The Johannesburg Bus Rapid Transit extension linking Lanseria Airport to Park Station in the CBD was supposed to open in 2018. It has not. Eight years later, residents packed a Johannesburg City Council transport committee hearing on Wednesday demanding a full accounting of what happened to R4.2 billion in allocated infrastructure funds — money drawn from both the Urban Settlements Development Grant and the city's own capital budget over successive financial years.
The delay matters more acutely now because Joburg Metrorail reform is finally moving, with Prasa's recapitalisation programme placing 22 refurbished coaches on the Soweto and East Rand corridors since January 2026. That momentum has thrown the stalled BRT project into sharper relief. Commuters ask why the rail network is lurching back to life while the bus corridor remains a construction site with nothing running.
What the Numbers Actually Show
City figures tabled at Wednesday's session paint a grim picture. Of the 42 kilometres of dedicated busway planned between Lanseria and the Rea Vaya trunk route on Empire Road in Parktown, just 11.3 kilometres have been completed to a standard deemed operationally ready. That is a 27 percent delivery rate against eight years of expenditure. The city's own internal audit, completed in March 2026, found that 63 percent of Phase 2B construction contracts — covering the stretch through Randburg and along Jan Smuts Avenue — were either suspended, in dispute or had been awarded to companies subsequently blacklisted by the National Treasury.
Commuter volumes make the failure concrete. The Rea Vaya system currently carries approximately 43,000 passengers a day across its operational routes, well below the 85,000-per-day design capacity the system was engineered to handle. Overcrowding at the Bree Street and Gandhi Square termini in the inner city regularly pushes platform dwell times past four minutes during the 07h00 to 09h00 peak, according to Johannesburg Metropolitan Bus Services operational logs reviewed for this article. A single completed corridor to Lanseria was projected to add 18,000 daily boardings.
The cost-per-kilometre figure has also escalated sharply. When the project was approved by council in 2017, the infrastructure cost was budgeted at R68 million per kilometre.
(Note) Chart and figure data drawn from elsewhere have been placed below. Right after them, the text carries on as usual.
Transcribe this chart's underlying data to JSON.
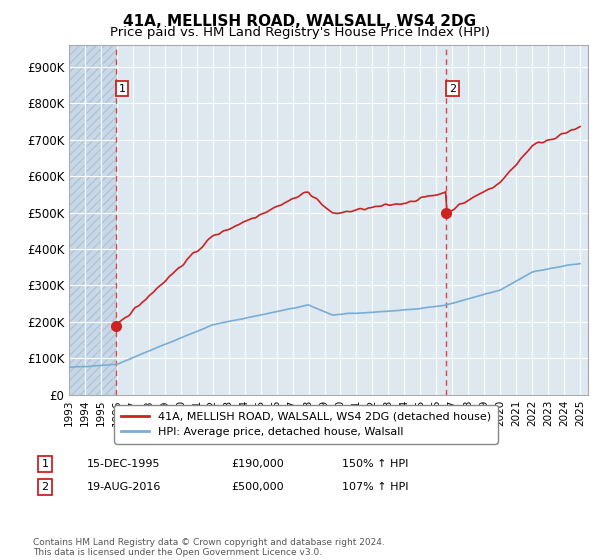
{
  "title": "41A, MELLISH ROAD, WALSALL, WS4 2DG",
  "subtitle": "Price paid vs. HM Land Registry's House Price Index (HPI)",
  "ylabel_ticks": [
    "£0",
    "£100K",
    "£200K",
    "£300K",
    "£400K",
    "£500K",
    "£600K",
    "£700K",
    "£800K",
    "£900K"
  ],
  "ytick_values": [
    0,
    100000,
    200000,
    300000,
    400000,
    500000,
    600000,
    700000,
    800000,
    900000
  ],
  "ylim": [
    0,
    960000
  ],
  "xlim_start": 1993.0,
  "xlim_end": 2025.5,
  "sale1_x": 1995.96,
  "sale1_y": 190000,
  "sale1_label": "1",
  "sale1_date": "15-DEC-1995",
  "sale1_price": "£190,000",
  "sale1_hpi": "150% ↑ HPI",
  "sale2_x": 2016.63,
  "sale2_y": 500000,
  "sale2_label": "2",
  "sale2_date": "19-AUG-2016",
  "sale2_price": "£500,000",
  "sale2_hpi": "107% ↑ HPI",
  "red_line_color": "#cc2222",
  "blue_line_color": "#7aadd4",
  "background_plot": "#dde8f0",
  "background_hatch": "#c8d8e8",
  "grid_color": "#ffffff",
  "title_fontsize": 11,
  "subtitle_fontsize": 9.5,
  "legend_label_red": "41A, MELLISH ROAD, WALSALL, WS4 2DG (detached house)",
  "legend_label_blue": "HPI: Average price, detached house, Walsall",
  "footer": "Contains HM Land Registry data © Crown copyright and database right 2024.\nThis data is licensed under the Open Government Licence v3.0."
}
Current estimates from the Johannesburg Development Agency put the revised cost at R141 million per kilometre on the uncompleted sections — a 107 percent increase over nine years, against consumer price inflation of roughly 62 percent over the same period.
What Commuters in Randburg and Cosmo City Are Facing
The human toll concentrates in the northern suburbs and informal settlements that the corridor was meant to serve. Residents of Cosmo City extension, a township of roughly 90,000 people on the city's northwestern edge near Roodepoort, currently rely on an informal minibus-taxi network that charges R18 per trip to reach the nearest Rea Vaya station at Cresta. The completed corridor was supposed to reduce that effective fare to R8.50 under the city's integrated public transport subsidy. That R9.50 daily saving, multiplied across a working household, amounts to more than R2,200 a year — real money in a community where Statistics SA's 2025 household survey recorded median monthly income below R4,500.
The Gauteng Department of Roads and Transport, which co-funds the project alongside the City of Joburg under the ANC-DA coalition's infrastructure compact signed in 2024, has indicated it wants a forensic audit of all Phase 2B expenditure tabled by September 30, 2026. The city's Group Forensic and Investigation Services unit has been mandated to report back to the mayoral committee by August 15. Whether that timeline holds is a matter of institutional track record: the same unit missed three previous reporting deadlines on this project between 2021 and 2023.
Civil society group the Organisation Undoing Tax Abuse has formally requested that the Auditor-General include the BRT corridor accounts in its 2025-26 metropolitan municipality audit cycle. If that request is granted, a public audit outcome could land before the end of the first quarter of 2027 — giving residents, and the councillors they elect, a clearer picture of exactly where the billions went.